Stored Procedures (Sproc)

Create and call a T-SQL stored procedure based on a R function
library(sqlmlutils)

spPredict <- function(inputDataFrame) 
{
    library(RevoScaleR)
    model <- rxLinMod(ArrDelay ~ CRSDepTime, inputDataFrame)
    rxPredict(model, inputDataFrame)
}

# For Linux SQL Server, you must specify the ODBC Driver and the username/password because there is no Trusted_Connection/Implied Authentication support yet.
# connection <- connectionInfo(driver= "ODBC Driver 13 for SQL Server", database="AirlineTestDB", uid = "username", pwd = "password")

connection <- connectionInfo(database="AirlineTestDB")
inputParams <- list(inputDataFrame = "Dataframe")

name = "prediction"

createSprocFromFunction(connectionString = connection, name = name, func = spPredict, inputParams = inputParams)
stopifnot(checkSproc(connectionString = connection, name = name))

predictions <- executeSproc(connectionString = connection, name = name, inputDataFrame = "select ArrDelay, CRSDepTime, DayOfWeek from airline5000")
stopifnot(nrow(predictions) == 5000)

dropSproc(connectionString = connection, name = name)

Package Management

Package management with sqlmlutils is supported in SQL Server 2019 CTP 2.4 and later.
Install and remove packages from the SQL database
library(sqlmlutils)

# For Linux SQL Server, you must specify the ODBC Driver and the username/password because there is no Trusted_Connection/Implied Authentication support yet.
# connection <- connectionInfo(driver= "ODBC Driver 13 for SQL Server", database="AirlineTestDB", uid = "username", pwd = "password")

connection <- connectionInfo(database="AirlineTestDB")

# install glue on sql database
pkgs <- c("glue")
sql_install.packages(connectionString = connection, pkgs, verbose = TRUE, scope="PUBLIC")

# confirm glue is installed on sql database
r <- sql_installed.packages(connectionString = connection, fields=c("Package", "LibPath", "Attributes", "Scope"))
View(r)

# use glue on sql database
useLibraryGlueInSql <- function()
{
    library(glue)

    name <- "Fred"
    age <- 50
    anniversary <- as.Date("1991-10-12")
    glue('My name is {name},',
         'my age next year is {age + 1},',
         'my anniversary is {format(anniversary, "%A, %B %d, %Y")}.')
}

result <- executeFunctionInSQL(connectionString = connection, func = useLibraryGlueInSql)
print(result)

# remove glue from sql database
sql_remove.packages(connectionString = connection, pkgs, scope="PUBLIC")
Install using a local file (instead of from CRAN)

To install from a local file, add "repos=NULL" to sql_install.packages.
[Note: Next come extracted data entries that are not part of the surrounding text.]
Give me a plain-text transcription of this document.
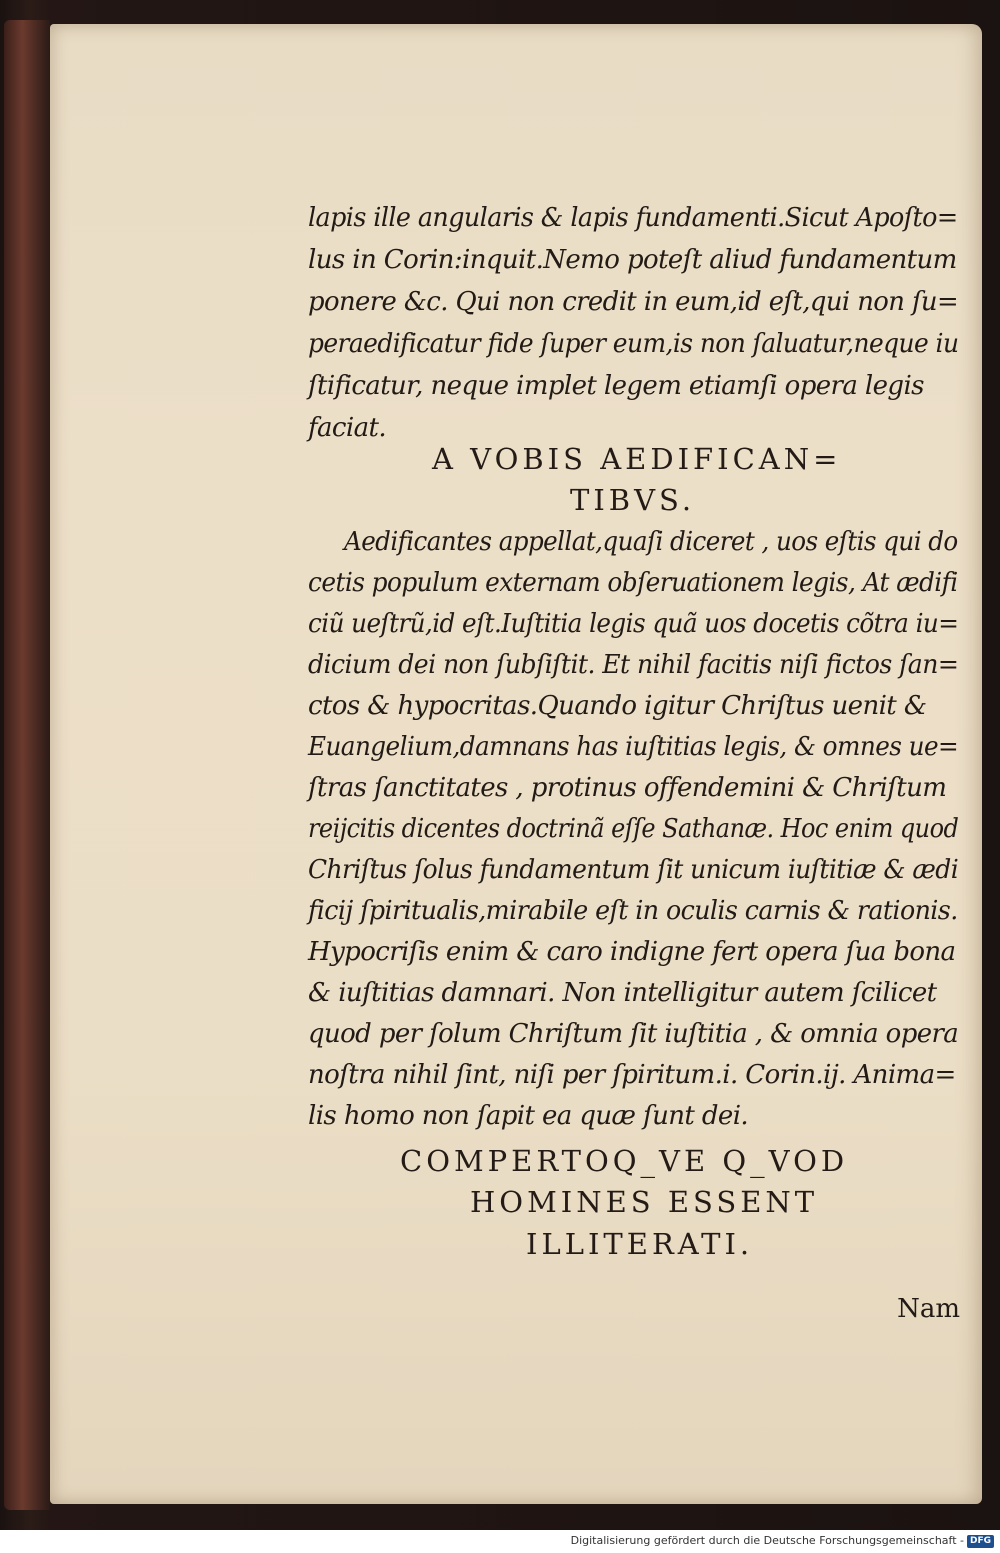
lapis ille angularis & lapis fundamenti.Sicut Apoſto=
lus in Corin:inquit.Nemo poteſt aliud fundamentum
ponere &c. Qui non credit in eum,id eſt,qui non ſu=
peraedificatur fide ſuper eum,is non ſaluatur,neque iu
ſtificatur, neque implet legem etiamſi opera legis
faciat.
A VOBIS AEDIFICAN=
TIBVS.
Aedificantes appellat,quaſi diceret , uos eſtis qui do
cetis populum externam obſeruationem legis, At ædifi
ciũ ueſtrũ,id eſt.Iuſtitia legis quã uos docetis cõtra iu=
dicium dei non ſubſiſtit. Et nihil facitis niſi fictos ſan=
ctos & hypocritas.Quando igitur Chriſtus uenit &
Euangelium,damnans has iuſtitias legis, & omnes ue=
ſtras ſanctitates , protinus offendemini & Chriſtum
reijcitis dicentes doctrinã eſſe Sathanæ. Hoc enim quod
Chriſtus ſolus fundamentum ſit unicum iuſtitiæ & ædi
ficij ſpiritualis,mirabile eſt in oculis carnis & rationis.
Hypocriſis enim & caro indigne fert opera ſua bona
& iuſtitias damnari. Non intelligitur autem ſcilicet
quod per ſolum Chriſtum ſit iuſtitia , & omnia opera
noſtra nihil ſint, niſi per ſpiritum.i. Corin.ij. Anima=
lis homo non ſapit ea quæ ſunt dei.
COMPERTOQ_VE Q_VOD
HOMINES ESSENT
ILLITERATI.
Nam
Digitalisierung gefördert durch die Deutsche Forschungsgemeinschaft - DFG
Testing and uninstall can be done the same way as above.

library(sqlmlutils)

# For Linux SQL Server, you must specify the ODBC Driver and the username/password because there is no Trusted_Connection/Implied Authentication support yet.
# connection <- connectionInfo(driver= "ODBC Driver 13 for SQL Server", database="AirlineTestDB", uid = "username", pwd = "password")

connection <- connectionInfo(database="AirlineTestDB")

# install glue on sql database
pkgPath <- "C:\\glue_1.3.0.zip"
sql_install.packages(connectionString = connection, pkgPath, verbose = TRUE, scope="PUBLIC", repos=NULL)

Notes for Developers

Running the tests on a local machine

  1. Make sure a SQL database with an updated ML Services R is running on localhost.
  2. Restore the AirlineTestDB from the .bak file in this repo
  3. Make sure Trusted (Windows) authentication works for connecting to the database

Notable TODOs and open issues

  1. Output Parameter execution did not work with RODBCext. Check whether they work with odbc package.